Deuxième jour du procès de Jean-Pierre Bemba à la Cour Internationale de la Haye en ce 23 novembre 2010. A la reprise de l’audience, le Procureur doit présenter son premier témoin.
Le procès intenté contre l’ancien vice-président congolais et chef de guerre s’est ouvert le 22 novembre 2010 devant la CPI. A l’ouverture de l’audience, l’accusé a salué ses partisans et sa femme, présents dans la galerie du public. Jean-Pierre Bemba a ensuite plaidé « non coupable » des crimes contre l’humanité et crimes de guerre dont l’accuse le procureur.
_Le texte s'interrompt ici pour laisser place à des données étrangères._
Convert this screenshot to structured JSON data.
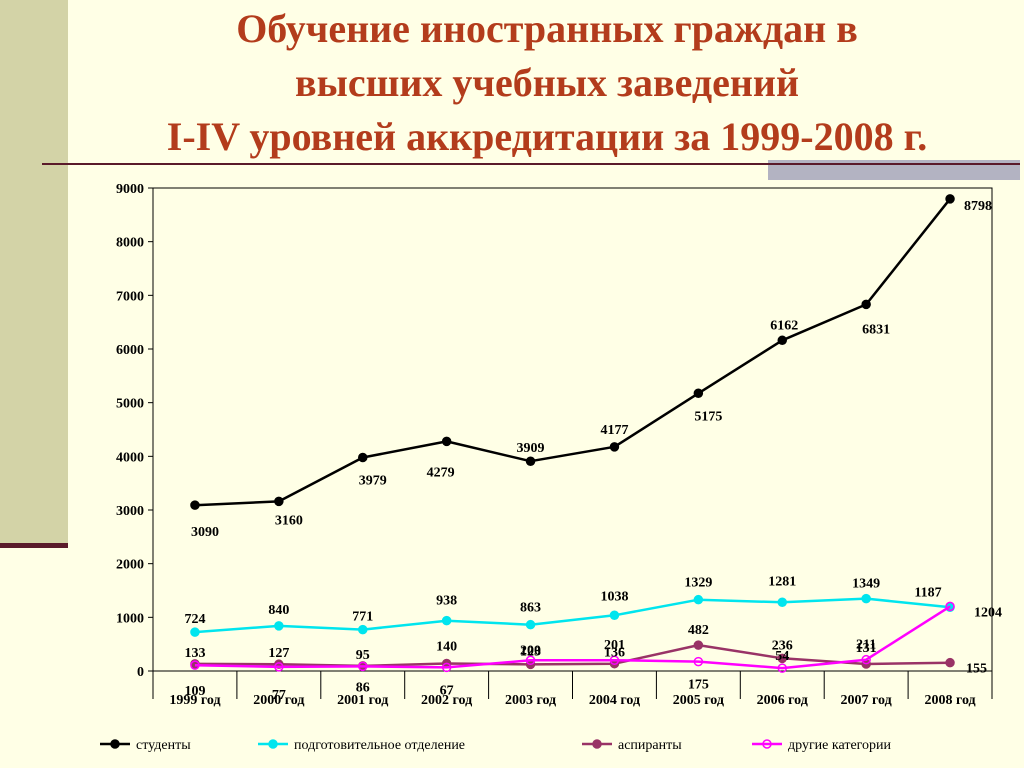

Présent à l’ouverture du procès, le procureur Luis Moreno Ocampo a rappelé les charges, en insistant sur les viols commis par les soldats du Mouvement pour la Libération du Congo (MLC) en Centrafrique, en 2002 et 2003. « Les femmes et les filles ont été violées, quel que soit leur âge (…) Des viols commis en public, sous le regard de leurs familles», a-t-il précisé.
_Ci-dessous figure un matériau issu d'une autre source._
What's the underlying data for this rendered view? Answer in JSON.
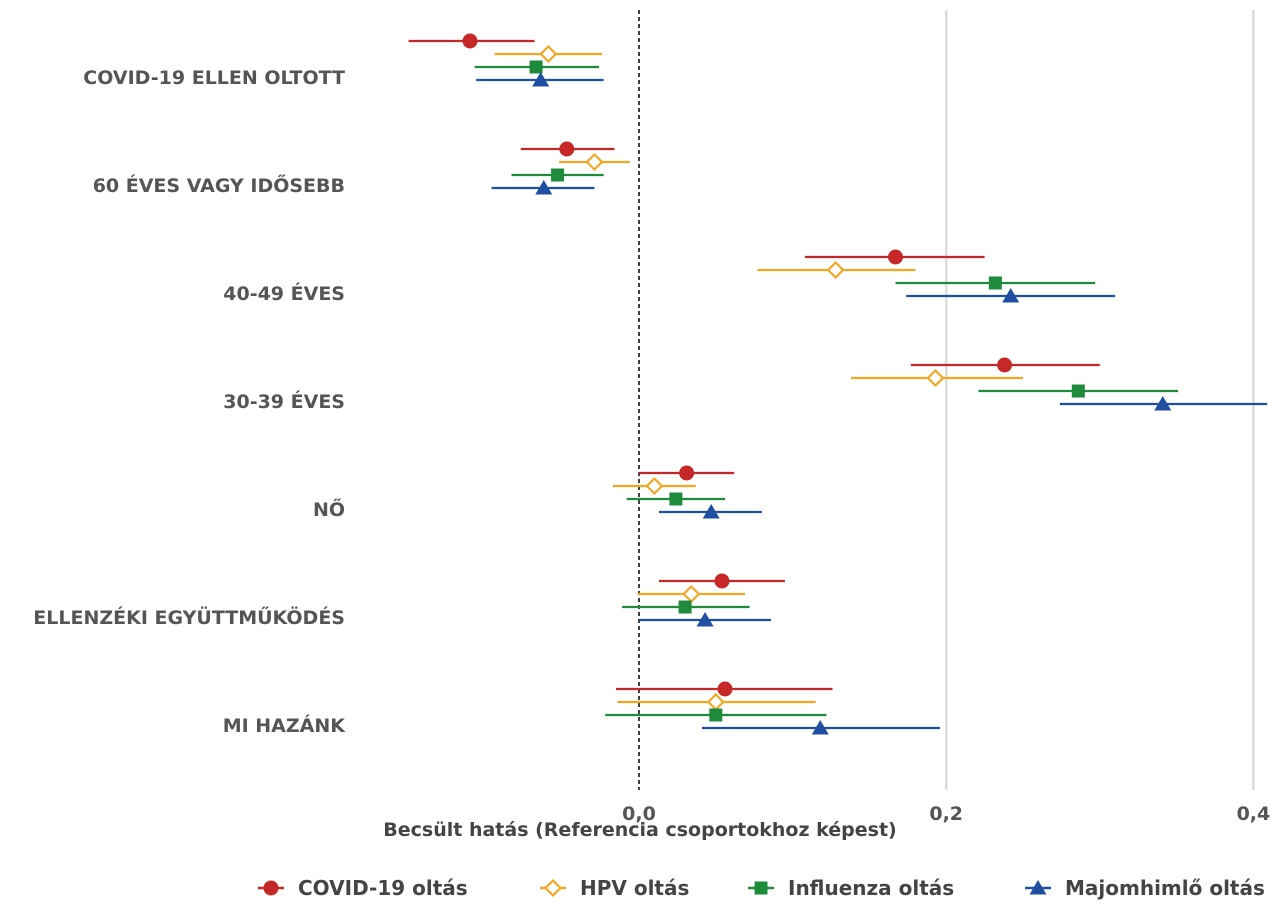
{
  "chart_data": {
    "type": "forest",
    "categories": [
      "COVID-19 ELLEN OLTOTT",
      "60 ÉVES VAGY IDŐSEBB",
      "40-49 ÉVES",
      "30-39 ÉVES",
      "NŐ",
      "ELLENZÉKI EGYÜTTMŰKÖDÉS",
      "MI HAZÁNK"
    ],
    "xlabel": "Becsült hatás  (Referencia csoportokhoz képest)",
    "xlim": [
      -0.15,
      0.41
    ],
    "xticks": [
      0.0,
      0.2,
      0.4
    ],
    "xtick_labels": [
      "0,0",
      "0,2",
      "0,4"
    ],
    "reference_line": 0,
    "grid": "vertical major lines at 0,2 and 0,4",
    "legend_position": "bottom",
    "series": [
      {
        "name": "COVID-19 oltás",
        "color": "#c62828",
        "marker": "circle",
        "estimates": [
          -0.11,
          -0.047,
          0.167,
          0.238,
          0.031,
          0.054,
          0.056
        ],
        "ci_low": [
          -0.15,
          -0.077,
          0.108,
          0.177,
          0.0,
          0.013,
          -0.015
        ],
        "ci_high": [
          -0.068,
          -0.016,
          0.225,
          0.3,
          0.062,
          0.095,
          0.126
        ]
      },
      {
        "name": "HPV oltás",
        "color": "#f5a623",
        "marker": "diamond-open",
        "estimates": [
          -0.059,
          -0.029,
          0.128,
          0.193,
          0.01,
          0.034,
          0.05
        ],
        "ci_low": [
          -0.094,
          -0.052,
          0.077,
          0.138,
          -0.017,
          -0.001,
          -0.014
        ],
        "ci_high": [
          -0.024,
          -0.006,
          0.18,
          0.25,
          0.037,
          0.069,
          0.115
        ]
      },
      {
        "name": "Influenza oltás",
        "color": "#1e8a3c",
        "marker": "square",
        "estimates": [
          -0.067,
          -0.053,
          0.232,
          0.286,
          0.024,
          0.03,
          0.05
        ],
        "ci_low": [
          -0.107,
          -0.083,
          0.167,
          0.221,
          -0.008,
          -0.011,
          -0.022
        ],
        "ci_high": [
          -0.026,
          -0.023,
          0.297,
          0.351,
          0.056,
          0.072,
          0.122
        ]
      },
      {
        "name": "Majomhimlő oltás",
        "color": "#1f4fa0",
        "marker": "triangle",
        "estimates": [
          -0.064,
          -0.062,
          0.242,
          0.341,
          0.047,
          0.043,
          0.118
        ],
        "ci_low": [
          -0.106,
          -0.096,
          0.174,
          0.274,
          0.013,
          0.0,
          0.041
        ],
        "ci_high": [
          -0.023,
          -0.029,
          0.31,
          0.409,
          0.08,
          0.086,
          0.196
        ]
      }
    ]
  }
}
Les soldats de Jean-Pierre Bemba avait été appelés par Ange-Félix Patassé en octobre 2002, pour renforcer son armée, confrontée à la rébellion conduite par le général François Bozizé, aujourd’hui au pouvoir.
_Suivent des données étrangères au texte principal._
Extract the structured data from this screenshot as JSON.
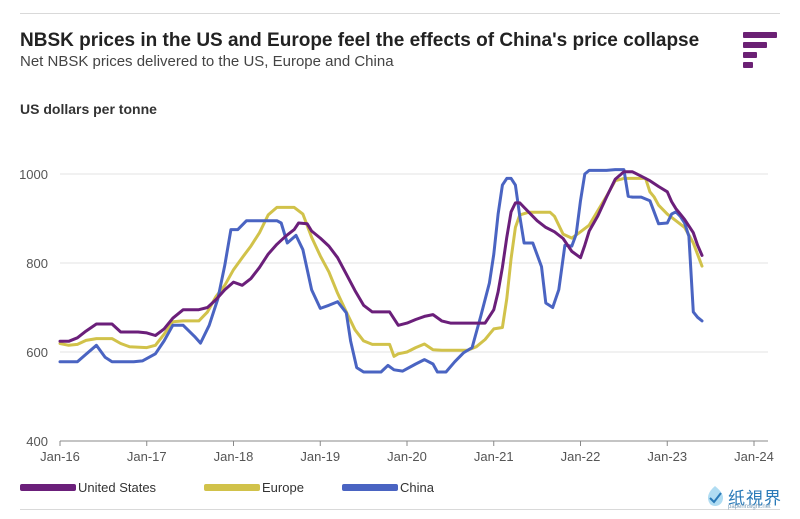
{
  "title": "NBSK prices in the US and Europe feel the effects of China's price collapse",
  "subtitle": "Net NBSK prices delivered to the US, Europe and China",
  "logo": {
    "icon": "brand-logo-icon",
    "color": "#6b2174"
  },
  "watermark": {
    "text": "纸視界",
    "subtext": "paperinsight.net",
    "icon": "watermark-logo-icon"
  },
  "chart_data": {
    "type": "line",
    "title": "NBSK prices in the US and Europe feel the effects of China's price collapse",
    "ylabel": "US dollars per tonne",
    "xlabel": "",
    "ylim": [
      400,
      1000
    ],
    "xlim": [
      2016.0,
      2024.0
    ],
    "grid": "horizontal",
    "yticks": [
      400,
      600,
      800,
      1000
    ],
    "xticks": [
      {
        "label": "Jan-16",
        "x": 2016
      },
      {
        "label": "Jan-17",
        "x": 2017
      },
      {
        "label": "Jan-18",
        "x": 2018
      },
      {
        "label": "Jan-19",
        "x": 2019
      },
      {
        "label": "Jan-20",
        "x": 2020
      },
      {
        "label": "Jan-21",
        "x": 2021
      },
      {
        "label": "Jan-22",
        "x": 2022
      },
      {
        "label": "Jan-23",
        "x": 2023
      },
      {
        "label": "Jan-24",
        "x": 2024
      }
    ],
    "legend_position": "bottom",
    "series": [
      {
        "name": "United States",
        "color": "#6b1f7a",
        "points": [
          [
            2016.0,
            624
          ],
          [
            2016.1,
            624
          ],
          [
            2016.2,
            632
          ],
          [
            2016.3,
            647
          ],
          [
            2016.42,
            663
          ],
          [
            2016.6,
            663
          ],
          [
            2016.7,
            645
          ],
          [
            2016.9,
            645
          ],
          [
            2017.0,
            643
          ],
          [
            2017.1,
            637
          ],
          [
            2017.2,
            652
          ],
          [
            2017.3,
            676
          ],
          [
            2017.42,
            695
          ],
          [
            2017.6,
            695
          ],
          [
            2017.7,
            700
          ],
          [
            2017.8,
            718
          ],
          [
            2017.9,
            740
          ],
          [
            2018.0,
            757
          ],
          [
            2018.1,
            750
          ],
          [
            2018.2,
            765
          ],
          [
            2018.3,
            790
          ],
          [
            2018.4,
            820
          ],
          [
            2018.5,
            842
          ],
          [
            2018.6,
            860
          ],
          [
            2018.7,
            875
          ],
          [
            2018.75,
            890
          ],
          [
            2018.85,
            888
          ],
          [
            2018.9,
            872
          ],
          [
            2019.0,
            856
          ],
          [
            2019.1,
            838
          ],
          [
            2019.2,
            812
          ],
          [
            2019.3,
            775
          ],
          [
            2019.4,
            738
          ],
          [
            2019.5,
            705
          ],
          [
            2019.6,
            690
          ],
          [
            2019.8,
            690
          ],
          [
            2019.9,
            660
          ],
          [
            2020.0,
            665
          ],
          [
            2020.1,
            673
          ],
          [
            2020.2,
            680
          ],
          [
            2020.3,
            684
          ],
          [
            2020.4,
            670
          ],
          [
            2020.5,
            665
          ],
          [
            2020.75,
            665
          ],
          [
            2020.9,
            665
          ],
          [
            2020.95,
            680
          ],
          [
            2021.0,
            695
          ],
          [
            2021.05,
            735
          ],
          [
            2021.1,
            790
          ],
          [
            2021.15,
            858
          ],
          [
            2021.2,
            915
          ],
          [
            2021.25,
            935
          ],
          [
            2021.3,
            935
          ],
          [
            2021.35,
            925
          ],
          [
            2021.5,
            895
          ],
          [
            2021.6,
            880
          ],
          [
            2021.7,
            870
          ],
          [
            2021.8,
            855
          ],
          [
            2021.9,
            826
          ],
          [
            2022.0,
            812
          ],
          [
            2022.05,
            840
          ],
          [
            2022.1,
            872
          ],
          [
            2022.2,
            906
          ],
          [
            2022.3,
            948
          ],
          [
            2022.4,
            988
          ],
          [
            2022.5,
            1005
          ],
          [
            2022.6,
            1005
          ],
          [
            2022.7,
            995
          ],
          [
            2022.8,
            985
          ],
          [
            2022.9,
            972
          ],
          [
            2023.0,
            960
          ],
          [
            2023.05,
            938
          ],
          [
            2023.1,
            922
          ],
          [
            2023.15,
            910
          ],
          [
            2023.2,
            898
          ],
          [
            2023.3,
            868
          ],
          [
            2023.35,
            840
          ],
          [
            2023.4,
            817
          ]
        ]
      },
      {
        "name": "Europe",
        "color": "#d1c24a",
        "points": [
          [
            2016.0,
            619
          ],
          [
            2016.1,
            615
          ],
          [
            2016.2,
            617
          ],
          [
            2016.3,
            626
          ],
          [
            2016.42,
            630
          ],
          [
            2016.6,
            630
          ],
          [
            2016.7,
            619
          ],
          [
            2016.8,
            612
          ],
          [
            2017.0,
            610
          ],
          [
            2017.1,
            615
          ],
          [
            2017.2,
            640
          ],
          [
            2017.3,
            668
          ],
          [
            2017.42,
            670
          ],
          [
            2017.6,
            670
          ],
          [
            2017.7,
            690
          ],
          [
            2017.8,
            725
          ],
          [
            2017.9,
            750
          ],
          [
            2018.0,
            785
          ],
          [
            2018.1,
            812
          ],
          [
            2018.2,
            838
          ],
          [
            2018.3,
            868
          ],
          [
            2018.4,
            908
          ],
          [
            2018.5,
            925
          ],
          [
            2018.6,
            925
          ],
          [
            2018.7,
            925
          ],
          [
            2018.8,
            910
          ],
          [
            2018.9,
            858
          ],
          [
            2019.0,
            816
          ],
          [
            2019.1,
            780
          ],
          [
            2019.2,
            732
          ],
          [
            2019.3,
            690
          ],
          [
            2019.4,
            650
          ],
          [
            2019.5,
            625
          ],
          [
            2019.6,
            617
          ],
          [
            2019.8,
            617
          ],
          [
            2019.85,
            590
          ],
          [
            2019.9,
            596
          ],
          [
            2020.0,
            600
          ],
          [
            2020.1,
            610
          ],
          [
            2020.2,
            618
          ],
          [
            2020.3,
            605
          ],
          [
            2020.4,
            604
          ],
          [
            2020.7,
            604
          ],
          [
            2020.8,
            612
          ],
          [
            2020.9,
            628
          ],
          [
            2020.95,
            640
          ],
          [
            2021.0,
            652
          ],
          [
            2021.1,
            655
          ],
          [
            2021.15,
            720
          ],
          [
            2021.2,
            810
          ],
          [
            2021.25,
            880
          ],
          [
            2021.3,
            908
          ],
          [
            2021.4,
            914
          ],
          [
            2021.5,
            914
          ],
          [
            2021.65,
            914
          ],
          [
            2021.7,
            905
          ],
          [
            2021.8,
            865
          ],
          [
            2021.9,
            856
          ],
          [
            2022.0,
            870
          ],
          [
            2022.1,
            885
          ],
          [
            2022.2,
            918
          ],
          [
            2022.3,
            950
          ],
          [
            2022.4,
            985
          ],
          [
            2022.5,
            990
          ],
          [
            2022.65,
            990
          ],
          [
            2022.75,
            990
          ],
          [
            2022.8,
            960
          ],
          [
            2022.85,
            948
          ],
          [
            2022.9,
            930
          ],
          [
            2023.0,
            910
          ],
          [
            2023.1,
            895
          ],
          [
            2023.2,
            880
          ],
          [
            2023.3,
            845
          ],
          [
            2023.4,
            793
          ]
        ]
      },
      {
        "name": "China",
        "color": "#4a64c2",
        "points": [
          [
            2016.0,
            578
          ],
          [
            2016.2,
            578
          ],
          [
            2016.3,
            595
          ],
          [
            2016.42,
            615
          ],
          [
            2016.52,
            588
          ],
          [
            2016.6,
            578
          ],
          [
            2016.7,
            578
          ],
          [
            2016.85,
            578
          ],
          [
            2016.95,
            580
          ],
          [
            2017.1,
            596
          ],
          [
            2017.2,
            625
          ],
          [
            2017.3,
            660
          ],
          [
            2017.42,
            660
          ],
          [
            2017.55,
            635
          ],
          [
            2017.62,
            620
          ],
          [
            2017.72,
            660
          ],
          [
            2017.82,
            720
          ],
          [
            2017.9,
            795
          ],
          [
            2017.97,
            875
          ],
          [
            2018.05,
            875
          ],
          [
            2018.15,
            895
          ],
          [
            2018.25,
            895
          ],
          [
            2018.5,
            895
          ],
          [
            2018.55,
            890
          ],
          [
            2018.62,
            845
          ],
          [
            2018.72,
            862
          ],
          [
            2018.8,
            830
          ],
          [
            2018.9,
            740
          ],
          [
            2019.0,
            698
          ],
          [
            2019.1,
            705
          ],
          [
            2019.2,
            713
          ],
          [
            2019.3,
            688
          ],
          [
            2019.35,
            625
          ],
          [
            2019.42,
            565
          ],
          [
            2019.5,
            555
          ],
          [
            2019.7,
            555
          ],
          [
            2019.78,
            570
          ],
          [
            2019.85,
            560
          ],
          [
            2019.95,
            557
          ],
          [
            2020.1,
            573
          ],
          [
            2020.2,
            583
          ],
          [
            2020.3,
            573
          ],
          [
            2020.35,
            555
          ],
          [
            2020.45,
            555
          ],
          [
            2020.55,
            578
          ],
          [
            2020.65,
            598
          ],
          [
            2020.75,
            610
          ],
          [
            2020.85,
            680
          ],
          [
            2020.95,
            755
          ],
          [
            2021.0,
            820
          ],
          [
            2021.05,
            910
          ],
          [
            2021.1,
            975
          ],
          [
            2021.15,
            990
          ],
          [
            2021.2,
            990
          ],
          [
            2021.25,
            975
          ],
          [
            2021.3,
            905
          ],
          [
            2021.35,
            845
          ],
          [
            2021.45,
            845
          ],
          [
            2021.55,
            792
          ],
          [
            2021.6,
            710
          ],
          [
            2021.68,
            700
          ],
          [
            2021.75,
            740
          ],
          [
            2021.82,
            840
          ],
          [
            2021.9,
            838
          ],
          [
            2021.95,
            865
          ],
          [
            2022.0,
            940
          ],
          [
            2022.05,
            1000
          ],
          [
            2022.1,
            1008
          ],
          [
            2022.3,
            1008
          ],
          [
            2022.4,
            1010
          ],
          [
            2022.5,
            1010
          ],
          [
            2022.55,
            950
          ],
          [
            2022.6,
            948
          ],
          [
            2022.7,
            948
          ],
          [
            2022.8,
            940
          ],
          [
            2022.9,
            888
          ],
          [
            2023.0,
            890
          ],
          [
            2023.05,
            910
          ],
          [
            2023.1,
            915
          ],
          [
            2023.15,
            905
          ],
          [
            2023.2,
            890
          ],
          [
            2023.25,
            860
          ],
          [
            2023.3,
            690
          ],
          [
            2023.35,
            678
          ],
          [
            2023.4,
            670
          ]
        ]
      }
    ]
  }
}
L’accusation poursuit le président du Mouvement pour la Libération du Congo (MLC) en qualité de supérieur hiérarchique. Jean-Pierre Bemba n’était pas sur la ligne de front, il n’a pas ordonné les crimes, mais il aurait du empêcher et punir ses soldats, a déclaré en substance le procureur.
Jean-Pierre Bemba a aussi « institutionnalisé le pillage ». « Les biens pillés par les soldats, non payés, étaient ensuite transportés au Congo, a-t-il précisé, les civils qui résistaient aux viols et au pillage étaient tués ».
Selon le substitut, Petra Kneuer, « il n’a pas puni ces crimes, parce qu’ils répondaient à ses objectifs ». Après la mort du maréchal Mobutu et l’arrivée au pouvoir de Laurent-Désiré Kabila à la tête de la République démocratique du Congo (RDC), Jean-Pierre Bemba s’était engagé dans la lutte armée et avait créé, en 1998, le Mouvement pour la libération du Congo, considéré aujourd’hui comme l’un des principaux partis d’opposition à Kinshasa. Pour le procureur, « Jean-Pierre Bemba avait besoin d’alliés en Centrafrique » et le président Ange-Félix Patassé comptait parmi ceux là.
Après le procureur, les deux représentants des victimes ont pris la parole. Maitre Marie Edith Douzima-Lawson (notre photo) a affirmé que « les attentes sont grandes pour ces victimes, atteintes dans leur chair ». De nouvelles victimes ont été admises et pourront elles aussi être représentées dans cette affaire. Elles sont aujourd’hui 759. Cette présence leur donne le droit d’intervenir dans le procès, dans des conditions définies par les juges. Elles ne peuvent, par exemple, pas conduire de témoin à la barre, mais elles peuvent en revanche plaider leur cause.
Si Jean-Pierre Bemba devait être condamné au terme de ce procès, qui devrait durer plus d’un an, elles auront aussi la possibilité de demander des réparations.
L’avocat principal de l’accusé, maître Nkwebe Liriss, a refusé de « répondre aux victimes », a-t-il déclaré dès le début de sa plaidoirie, « parce que je ne réponds pas sur la base d’émotions mais je réponds sur la base de preuves ». L’avocat du Barreau de Kinshasa a ensuite rejeté les accusations sur d’autres, plus responsables à ses yeux et reproché au procureur de ne présenter qu’un seul homme dans le box des accusés. « Plusieurs autres commandant centrafricains ne sont pas là, c’est pourtant eux qui ont conduit cette guerre » a-t-il déclaré, tandis que Jean-Pierre Bemba se trouvait « à plus de 2000 kilomètres des combats ».